This article ran in the National Law Journal this week. Progress!
Tony Mauro, The National Law Journal April 11, 2016
Thirteen deaf or hard-of-hearing lawyers are set to be sworn in to the U.S. Supreme Court bar on April 19, in a first-ever mass event that symbolizes the strides lawyers with disabilities have made.
The high court will provide interpreters and real-time captioning services to allow the lawyers to follow, visually and on their smartphones, what is happening during the swearing-in ritual and in the oral arguments that will follow.
“This event signals to the U.S. Supreme Court, legal professionals and the public at large that deaf and hard-of-hearing attorneys are capable of succeeding at all levels of the legal profession,” said Anat Maytal, a Baker & Hostetler litigation associate in New York and president of the Deaf and Hard of Hearing Bar Association.
Maytal said that “at the very least, it will have a visual impact on the Supreme Court.” She added: “We hope that our very presence reminds the Supreme Court of the value of the Americans With Disabilities Act and similar legislation to protect and promote the inclusion of individuals with disabilities.”
Soon after the association of deaf and hard-of-hearing lawyers was created in 2013, Maytal said, “We wanted to do an event that would highlight the existence and success of deaf and hard-of-hearing attorneys.” The group, which has nearly 100 members, approached the high court with the idea of a mass swearing-in, and through the efforts of the court marshal’s office, the arrangements were made.
When the court session begins at 10 a.m.
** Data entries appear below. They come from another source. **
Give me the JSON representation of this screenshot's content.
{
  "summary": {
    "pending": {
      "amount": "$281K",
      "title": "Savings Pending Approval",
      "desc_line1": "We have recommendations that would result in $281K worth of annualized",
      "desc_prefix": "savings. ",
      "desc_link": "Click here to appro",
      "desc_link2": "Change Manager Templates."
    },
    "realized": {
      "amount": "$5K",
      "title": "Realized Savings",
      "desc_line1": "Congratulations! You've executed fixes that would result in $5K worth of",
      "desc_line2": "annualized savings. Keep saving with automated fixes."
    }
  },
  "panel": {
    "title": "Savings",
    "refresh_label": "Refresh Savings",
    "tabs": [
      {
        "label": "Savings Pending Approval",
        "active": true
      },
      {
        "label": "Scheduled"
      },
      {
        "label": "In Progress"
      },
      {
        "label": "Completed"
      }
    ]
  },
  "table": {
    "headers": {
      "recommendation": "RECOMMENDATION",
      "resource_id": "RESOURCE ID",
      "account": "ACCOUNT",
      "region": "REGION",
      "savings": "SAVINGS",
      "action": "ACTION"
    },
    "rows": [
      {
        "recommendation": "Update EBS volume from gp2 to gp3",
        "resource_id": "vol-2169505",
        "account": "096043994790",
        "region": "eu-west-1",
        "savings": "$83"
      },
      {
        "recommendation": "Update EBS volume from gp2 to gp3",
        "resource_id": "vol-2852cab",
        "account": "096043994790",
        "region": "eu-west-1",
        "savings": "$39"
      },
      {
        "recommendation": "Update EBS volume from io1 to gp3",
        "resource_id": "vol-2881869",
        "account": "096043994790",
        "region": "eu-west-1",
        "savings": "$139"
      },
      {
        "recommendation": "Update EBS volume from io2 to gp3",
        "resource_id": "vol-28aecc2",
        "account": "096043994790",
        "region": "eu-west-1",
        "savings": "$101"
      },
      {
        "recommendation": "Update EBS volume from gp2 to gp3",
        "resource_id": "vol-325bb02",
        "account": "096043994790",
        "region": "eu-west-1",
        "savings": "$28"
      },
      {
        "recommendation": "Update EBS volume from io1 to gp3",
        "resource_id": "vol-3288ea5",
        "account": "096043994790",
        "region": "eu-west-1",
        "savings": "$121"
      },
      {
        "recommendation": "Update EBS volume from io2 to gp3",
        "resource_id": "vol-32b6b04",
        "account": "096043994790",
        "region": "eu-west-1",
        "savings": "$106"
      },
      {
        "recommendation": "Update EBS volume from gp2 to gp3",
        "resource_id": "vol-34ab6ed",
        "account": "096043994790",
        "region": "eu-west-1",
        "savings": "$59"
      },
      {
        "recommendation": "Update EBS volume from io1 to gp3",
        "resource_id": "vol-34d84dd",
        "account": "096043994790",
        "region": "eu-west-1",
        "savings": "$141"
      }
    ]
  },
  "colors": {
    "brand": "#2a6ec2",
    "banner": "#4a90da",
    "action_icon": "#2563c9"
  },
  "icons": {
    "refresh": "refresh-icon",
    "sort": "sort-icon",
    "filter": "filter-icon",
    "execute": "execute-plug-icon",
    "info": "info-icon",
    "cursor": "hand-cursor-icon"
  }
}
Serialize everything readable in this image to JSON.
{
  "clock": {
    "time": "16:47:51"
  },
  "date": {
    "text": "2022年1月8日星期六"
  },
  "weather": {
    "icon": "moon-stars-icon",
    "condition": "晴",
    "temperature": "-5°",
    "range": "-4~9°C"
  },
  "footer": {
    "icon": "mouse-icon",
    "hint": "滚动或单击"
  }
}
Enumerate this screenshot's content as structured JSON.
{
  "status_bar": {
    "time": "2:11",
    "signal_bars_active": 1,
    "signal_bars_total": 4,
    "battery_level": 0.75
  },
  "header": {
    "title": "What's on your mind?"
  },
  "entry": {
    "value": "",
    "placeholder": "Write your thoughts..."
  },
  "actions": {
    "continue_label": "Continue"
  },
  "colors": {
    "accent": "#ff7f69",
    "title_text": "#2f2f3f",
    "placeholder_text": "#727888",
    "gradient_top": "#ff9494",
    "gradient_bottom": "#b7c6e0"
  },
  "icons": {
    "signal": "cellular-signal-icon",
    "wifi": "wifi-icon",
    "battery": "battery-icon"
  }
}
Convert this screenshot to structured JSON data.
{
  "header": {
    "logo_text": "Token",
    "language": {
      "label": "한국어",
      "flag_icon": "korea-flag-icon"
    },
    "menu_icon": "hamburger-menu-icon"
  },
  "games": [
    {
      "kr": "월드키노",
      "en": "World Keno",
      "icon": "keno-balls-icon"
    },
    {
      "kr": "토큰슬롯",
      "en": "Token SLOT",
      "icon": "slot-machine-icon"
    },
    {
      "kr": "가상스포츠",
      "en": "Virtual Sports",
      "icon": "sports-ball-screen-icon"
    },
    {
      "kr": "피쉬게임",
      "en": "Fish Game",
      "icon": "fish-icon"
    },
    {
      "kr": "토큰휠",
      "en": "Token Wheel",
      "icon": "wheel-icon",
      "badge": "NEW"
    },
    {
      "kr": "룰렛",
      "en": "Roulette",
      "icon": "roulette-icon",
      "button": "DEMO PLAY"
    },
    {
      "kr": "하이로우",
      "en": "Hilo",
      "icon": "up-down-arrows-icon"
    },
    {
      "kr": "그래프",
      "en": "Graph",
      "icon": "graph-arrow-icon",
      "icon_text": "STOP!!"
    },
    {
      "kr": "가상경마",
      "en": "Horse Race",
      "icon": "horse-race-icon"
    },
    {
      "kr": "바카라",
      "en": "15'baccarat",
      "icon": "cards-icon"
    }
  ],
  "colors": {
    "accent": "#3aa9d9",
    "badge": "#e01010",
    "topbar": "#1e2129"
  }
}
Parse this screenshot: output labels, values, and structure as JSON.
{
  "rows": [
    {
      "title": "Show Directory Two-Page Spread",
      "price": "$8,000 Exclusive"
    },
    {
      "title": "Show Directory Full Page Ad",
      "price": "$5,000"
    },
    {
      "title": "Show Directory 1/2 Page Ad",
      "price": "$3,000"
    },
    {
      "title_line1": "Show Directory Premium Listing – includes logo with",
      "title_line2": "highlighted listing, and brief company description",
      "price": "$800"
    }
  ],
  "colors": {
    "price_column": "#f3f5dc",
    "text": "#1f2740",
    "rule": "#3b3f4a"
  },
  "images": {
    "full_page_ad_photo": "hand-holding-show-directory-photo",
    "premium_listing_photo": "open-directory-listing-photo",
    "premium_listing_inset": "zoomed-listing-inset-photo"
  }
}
April 19, Maytal said, two American Sign Language interpreters will be standing near the section reserved for lawyers being sworn in to the bar. As soon as the ceremony begins, they will interpret what is said for the group of lawyers.
At the same time, a Communication Access Realtime Translation (CART) reporter will create a real-time transcript that the lawyers can access on their smartphones, which are normally forbidden from the courtroom. The court’s information-technology department is setting up a local password-protected wireless connection in the courtroom solely for this purpose, Maytal said. The participants will be able to view the live captioning on their smartphones or tablets.
The court has accommodated hearing disabilities in the past. In 1982, long before passage of the Americans With Disabilities Act, deaf lawyer Michael Chatoff argued before the court in Board of Education v. Rowley, a case testing whether a New York deaf student was entitled under the Education of the Handicapped Act of 1974 to a sign-language interpreter in all her academic classes.
At first, court officials tried to persuade Chatoff to let someone else make the argument, according to a chronicle of the struggles of deaf lawyers published in 2011. But he asked for and got a CART interpreter who typed what was being said so that Chatoff could read spoken questions from a computer screen, with about a four-second delay. The court ruled against him, setting a low standard for what the law required schools to provide.
“Although Chatoff was not successful in the Rowley case, his arguing the case was a source of great pride in the deaf community,” said John Stanton, a deaf lawyer who wrote the 2011 Valparaiso University Law Review article Breaking Sound Barriers: How the Americans with Disabilities Act and Technology Have Enabled Deaf Lawyers to Succeed. “Gallaudet University’s library had an entire exhibit dedicated to Chatoff’s advocacy for 10-plus years after the case.”
In 2004, during arguments in Tennessee v. Lane, another disability rights case, deaf lawyer Elise Roy was allowed to bring into the court a stenographer who transcribed the argument in real time so that she could read it on a laptop computer.
Now an appellate lawyer in the Justice Department, Stanton gained admission to the Supreme Court bar in 2005 individually, with the help of a CART interpreter. He will move the admission of the 13 deaf lawyers on April 19.
Until the last two decades, according to Stanton’s research, only a handful of deaf lawyers were in active practice, because of numerous obstacles at law schools and workplaces alike.
Even now, Stanton believes there are fewer than 250 deaf lawyers nationwide, holding jobs ranging from litigators to prosecutors to judges.